Fnatic pushed all the right buttons in their first two games against Top Esports. Rekkles and Hylissang dominated bot lane, picking up duo kills in lane. Selfmade joined them when needed, first to counter Karsa’s own attempts and then to extend the lead Fnatic’s duo had already created for themselves. Instead of being excited to stay relatively even with the tournament favorites, Fnatic kept their foot on the gas. They looked every bit the equal of TES in terms of aggressively seeking out skirmishes.

After Fnatic took those two opening wins, LEC host Eefje “Sjokz” Depoortere set the scene with a monologue. Focusing on Rekkles’ legacy and Fnatic’s potential upset over TOP, Sjokz got the Western audience hyped on the idea that Fnatic could pull off the monumental upset.

As we know, Fnatic could not close it out. A suspect game three draft gave way to a blown teamfight in game four. With a final chance at the upset, Fnatic could not get it down. Karsa’s early gank on Tim “Nemesis” Lipovšek’s Twisted Fate paid off after Nemesis greeded his flash, setting up Zhuo “knight” Ding to carry.

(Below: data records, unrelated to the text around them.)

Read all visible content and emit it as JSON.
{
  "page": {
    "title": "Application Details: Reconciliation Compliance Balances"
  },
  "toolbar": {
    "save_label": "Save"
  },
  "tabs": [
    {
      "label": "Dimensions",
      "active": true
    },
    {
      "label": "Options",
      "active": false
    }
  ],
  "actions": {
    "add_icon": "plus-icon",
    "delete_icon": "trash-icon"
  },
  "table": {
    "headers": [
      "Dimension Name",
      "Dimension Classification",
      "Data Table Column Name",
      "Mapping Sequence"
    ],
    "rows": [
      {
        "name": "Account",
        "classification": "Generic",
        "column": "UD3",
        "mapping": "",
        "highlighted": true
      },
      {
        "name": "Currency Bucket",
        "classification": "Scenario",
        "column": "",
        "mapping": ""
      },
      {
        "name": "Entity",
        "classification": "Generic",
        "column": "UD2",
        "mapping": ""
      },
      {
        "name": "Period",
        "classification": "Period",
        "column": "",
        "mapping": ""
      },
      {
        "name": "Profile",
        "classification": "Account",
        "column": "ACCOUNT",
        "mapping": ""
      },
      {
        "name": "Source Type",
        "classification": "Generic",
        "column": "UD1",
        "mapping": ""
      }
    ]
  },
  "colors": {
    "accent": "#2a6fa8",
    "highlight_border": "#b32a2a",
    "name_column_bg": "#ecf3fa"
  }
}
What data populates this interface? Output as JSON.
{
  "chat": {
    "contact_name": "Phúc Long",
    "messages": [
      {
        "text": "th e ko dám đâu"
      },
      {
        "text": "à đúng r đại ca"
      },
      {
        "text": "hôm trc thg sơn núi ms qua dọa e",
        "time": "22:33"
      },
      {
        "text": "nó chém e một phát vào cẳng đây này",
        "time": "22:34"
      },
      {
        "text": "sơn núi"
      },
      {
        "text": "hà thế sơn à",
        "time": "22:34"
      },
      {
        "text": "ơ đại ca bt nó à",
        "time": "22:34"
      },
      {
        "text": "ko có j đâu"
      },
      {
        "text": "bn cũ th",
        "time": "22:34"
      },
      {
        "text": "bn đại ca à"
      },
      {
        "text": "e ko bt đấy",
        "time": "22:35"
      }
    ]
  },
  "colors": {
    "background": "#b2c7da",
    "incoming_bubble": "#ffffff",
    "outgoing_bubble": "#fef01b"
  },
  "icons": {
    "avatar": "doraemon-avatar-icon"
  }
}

With the loss, Fnatic surely have mixed emotions reflecting on the series. On the one hand, they went toe-to-toe with the pre-tournament favorites, putting them on the ropes after winning the first two games. However, their inability to close the series out has to leave them wondering what could have been. The tournament format would have set up favorably for them, as Fnatic would have avoided both G2 Esports and DAMWON Gaming.

Fnatic must now decide how to address their roster going forward. Rekkles and Hylissang are their only contracts set to expire. It would be a massive shock if Rekkles went anywhere, as he is expected to be with Fnatic for life. Hylissang had a difficult domestic season, but he was one of Fnatic’s best players in this series. His biggest problem may be more related to not being on the same page with his teammates on his engages, rather than declining skill.

Though he remains under contract through 2021, Nemesis is the most likely candidate to move in the off-season. Nemesis had been one of the most consistent mids for Fnatic in 2019, but he struggled much more in 2020. While he’s most comfortable playing a passive farming style, he roamed a lot more often for Fnatic at Worlds. Still, Fnatic may want someone who is more comfortable playing a more aggressive role.

Worlds action will continue on with the semifinals. G2 Esports will take on DAMWON Gaming for the first Finals spot on Saturday, October 24th at 3 a.m. PST. Top Esports will then take on Suning at the same time on Sunday, October 25th.